“How did you use your imagination today?”
Instead of the typical, “How was your day at school today?” I’ve been searching for ways to get a meatier response from my 4th grader rather than the typical, “good…”. On the other hand, my chatter box PreK-er is not at a loss for words when it comes to letting me know all the fun activities that took place in school for him. So, when we’re at home for two weeks at a time during winter break or after school during those hours between 3 and 7 it’s important for me to provide them with ways they can build their brain power and let them boost their imagination.
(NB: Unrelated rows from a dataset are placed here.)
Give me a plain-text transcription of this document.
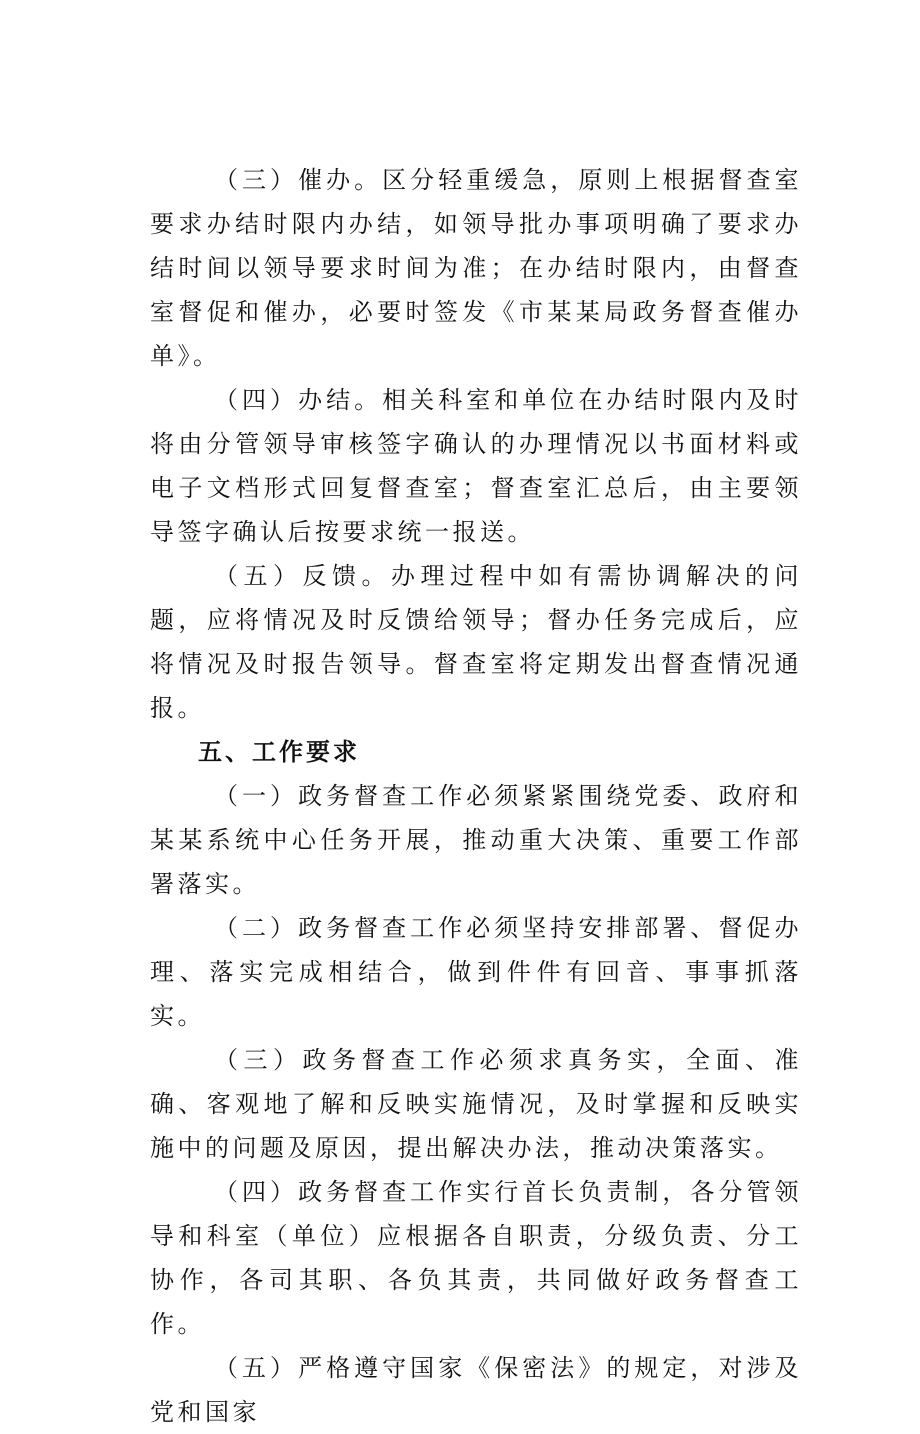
（三）催办。区分轻重缓急，原则上根据督查室要求办结时限内办结，如领导批办事项明确了要求办结时间以领导要求时间为准；在办结时限内，由督查室督促和催办，必要时签发《市某某局政务督查催办单》。

（四）办结。相关科室和单位在办结时限内及时将由分管领导审核签字确认的办理情况以书面材料或电子文档形式回复督查室；督查室汇总后，由主要领导签字确认后按要求统一报送。

（五）反馈。办理过程中如有需协调解决的问题，应将情况及时反馈给领导；督办任务完成后，应将情况及时报告领导。督查室将定期发出督查情况通报。

五、工作要求

（一）政务督查工作必须紧紧围绕党委、政府和某某系统中心任务开展，推动重大决策、重要工作部署落实。

（二）政务督查工作必须坚持安排部署、督促办理、落实完成相结合，做到件件有回音、事事抓落实。

（三）政务督查工作必须求真务实，全面、准确、客观地了解和反映实施情况，及时掌握和反映实施中的问题及原因，提出解决办法，推动决策落实。

（四）政务督查工作实行首长负责制，各分管领导和科室（单位）应根据各自职责，分级负责、分工协作，各司其职、各负其责，共同做好政务督查工作。

（五）严格遵守国家《保密法》的规定，对涉及党和国家
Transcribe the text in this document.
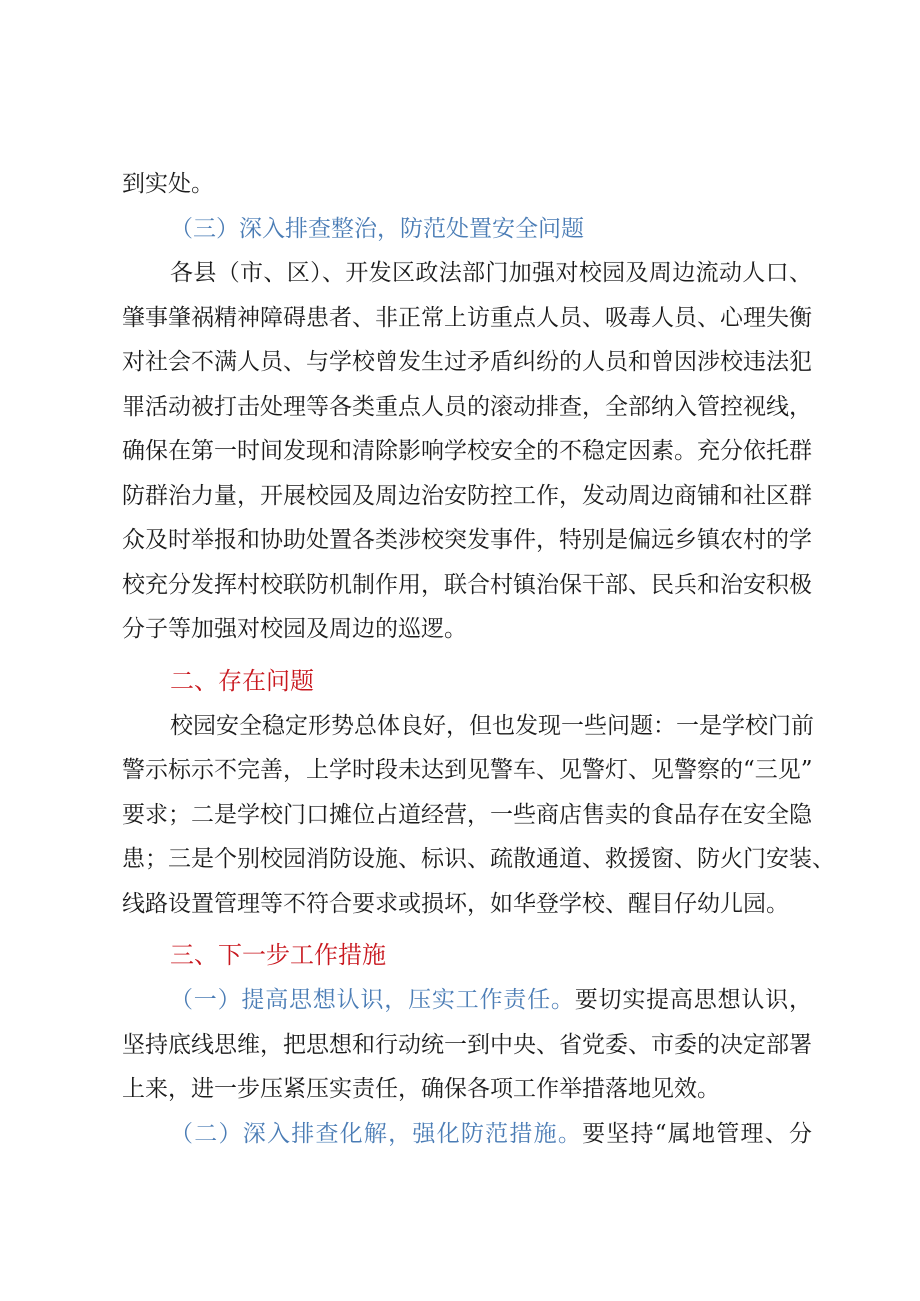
到实处。
（三）深入排查整治，防范处置安全问题
各县（市、区）、开发区政法部门加强对校园及周边流动人口、
肇事肇祸精神障碍患者、非正常上访重点人员、吸毒人员、心理失衡
对社会不满人员、与学校曾发生过矛盾纠纷的人员和曾因涉校违法犯
罪活动被打击处理等各类重点人员的滚动排查，全部纳入管控视线，
确保在第一时间发现和清除影响学校安全的不稳定因素。充分依托群
防群治力量，开展校园及周边治安防控工作，发动周边商铺和社区群
众及时举报和协助处置各类涉校突发事件，特别是偏远乡镇农村的学
校充分发挥村校联防机制作用，联合村镇治保干部、民兵和治安积极
分子等加强对校园及周边的巡逻。
二、存在问题
校园安全稳定形势总体良好，但也发现一些问题：一是学校门前
警示标示不完善，上学时段未达到见警车、见警灯、见警察的“三见”
要求；二是学校门口摊位占道经营，一些商店售卖的食品存在安全隐
患；三是个别校园消防设施、标识、疏散通道、救援窗、防火门安装、
线路设置管理等不符合要求或损坏，如华登学校、醒目仔幼儿园。
三、下一步工作措施
（一）提高思想认识，压实工作责任。要切实提高思想认识，
坚持底线思维，把思想和行动统一到中央、省党委、市委的决定部署
上来，进一步压紧压实责任，确保各项工作举措落地见效。
（二）深入排查化解，强化防范措施。要坚持“属地管理、分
I compiled a short and sweet little list of imagination boosting activities (non-age specific) that are super simple to do at home, don’t involve technology and require very little help from me.
1. Go OUTSIDE!
This is Texas and although we are suppose to have four seasons, let’s face it, winter feels like fall and summer well….there will be a separate blog post about how to manage the heat and stay indoors at a later date. But, for now- weather permitting- GO OUTSIDE! There is so much to do even in you own back or front yard. Suddenly I have collectors when we go outside. Roman, my 9-year-old, has always loved collecting rocks. He’s passed this love onto his brother, Christian. They have also enjoyed sorting twigs and leaves. That makes this momma bear heart happy. Perhaps, if I play my cards well, I can use this to my advantage when getting them to pick up after themselves: sort your toys and put them away (I can dream can’t I?!). When we go on nature walks a good way to engage in imagination boosting is also by discovering shapes in the clouds.
2. Puppet Theatre
Our local library has a great little puppet theatre. Kids at any age can benefit from imaginative play of this kind. For this reason I love using intonation in my voice when I read aloud to them. A super simple way to do this at home is by using paper sack puppets, popsicle sticks puppets and even just their toys or stuffed animals. I sit back and their imagination take them on an adventure when they become those characters.
3. Kitchen Fun
We spend about 80% of our time at home in the kitchen. But our kitchen isn’t used for cooking, baking and eating- we have all kinds of fun here too! It’s so much easier for me to clean up any spill or mess here versus their rooms. Painting is always fun and one of my favorite ways to have my boys express creativity. But when I discovered painting sans mess I was hooked. Get a few ziplock bags, squirt one, two or three colors in each baggie and voila- let your imagination run WILD! They really enjoy this, but I think I enjoy it more. (This has also been a great way to introduce mixing and making colors to my younger littles.)
4. Cardboard Stuff
On a recent substitute teaching assignment I found out about the cardboard challenge and Caine’s Arcade who inspired this movement. The class I was assigned to was using all kinds of cardboard boxes, scraps, ping pong balls, duck tape, masking tape, etc. to create anything- the possibilities were endless. As a kid, this was a favorite past time of mine- just getting stuff from around the house to create anything. When I got home that day, I started collecting items from our recycle bin to have my boys start creating anything. They soared! Roman made a marble maze using duck tape and scraps of cardboard, Christian made a ball toss game using a popsicle stick, egg cartoon and wadded up paper. Aaron (1-yr-old) grabbed any and every paper towel roll he could find to throw! This has been, by far, my favorite way to boost my boys imagination. There are no rules, just create something.
Perhaps the simplest habit to instill in my boys is that of reading. Not enough can be said about just letting your imagination run wild in a book. When I read aloud to them, my favorite part is my intonation with each character. They seem to love this too.